La muerte de Jonathan también la podemos ver a la luz de las capacidades profesionales de la Policía para encarar acciones de alto riesgo. ¿No hubo otras opciones? ¿Por qué tantos disparos? La Policía ha reforzado su centralidad en las agendas de seguridad, y lo ha hecho esquivando los debates sociales y políticos sobre sus dimensiones institucionales, los modelos deseables de gestión y las prácticas reales que se despliegan en los territorios. Siempre hablamos de reforzar a la Policía, nunca de reformarla a fondo. En este contexto, los riesgos para los propios funcionarios no han sido pocos. Además de la prevalencia de los suicidios –que muchos actores sindicales vinculan con las propias lógicas laborales–, hemos tenido un número significativo de policías asesinados y heridos, con frecuencia en asaltos que buscan despojarlos de sus armas de reglamento. El mayor problema que ha tenido el país es que el trabajo policial –a veces con importantes niveles de autonomía y autogobierno– se ha desplegado en el marco de una política hegemónica de control, represión y castigo.

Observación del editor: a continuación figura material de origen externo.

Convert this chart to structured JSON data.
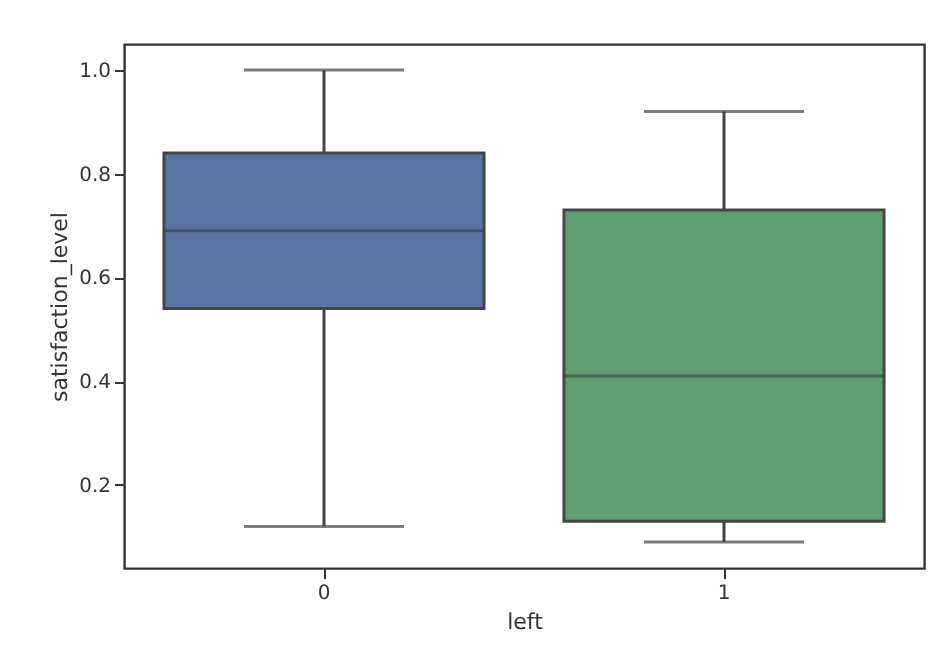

En los barrios más vulnerables, el Estado ha tenido presencia permanente, sobre todo por intermedio de su brazo policial-penal. Más que cumplir con la ley, la Policía ha pretendido imponer un orden dentro de relaciones sociales y políticas de alta complejidad. Regulaciones, omisiones, represiones desmedidas, hostigamientos constantes, corrupción, etcétera, son algunas dimensiones para entender el alcance de las violencias territoriales. A través de sus intervenciones (más o menos focalizadas, más o menos inteligentes), el estado penal ha terminado fragmentando y atomizando a los grupos criminales, y por lo tanto contribuyendo a la multiplicación de las violencias. Hagamos memoria de la lógica que estuvo detrás de los recordados operativos “Mirador” –defendidos por unos y otros, afincados en el uso preciso de la inteligencia policial, justificados por la necesidad del ejercicio de la autoridad– y miremos las tasas de homicidios de esos años. Las heridas territoriales son tan profundas que no hay inteligencia policial que las pueda suturar.

La gravedad de la situación y las presiones sociales y políticas ¿nos llevarán a cometer los mismos errores? ¿Los operativos y los allanamientos se devorarán todo un plan de seguridad que tiene una formulación exigente y que habilita el desarrollo de una nueva política? No hay mayor urgencia que la de reducir todas las violencias. Y en esa urgencia, nadie puede escapar a su responsabilidad.

Rafael Paternain es sociólogo e investigador del Departamento de Sociología de la Facultad de Ciencias Sociales.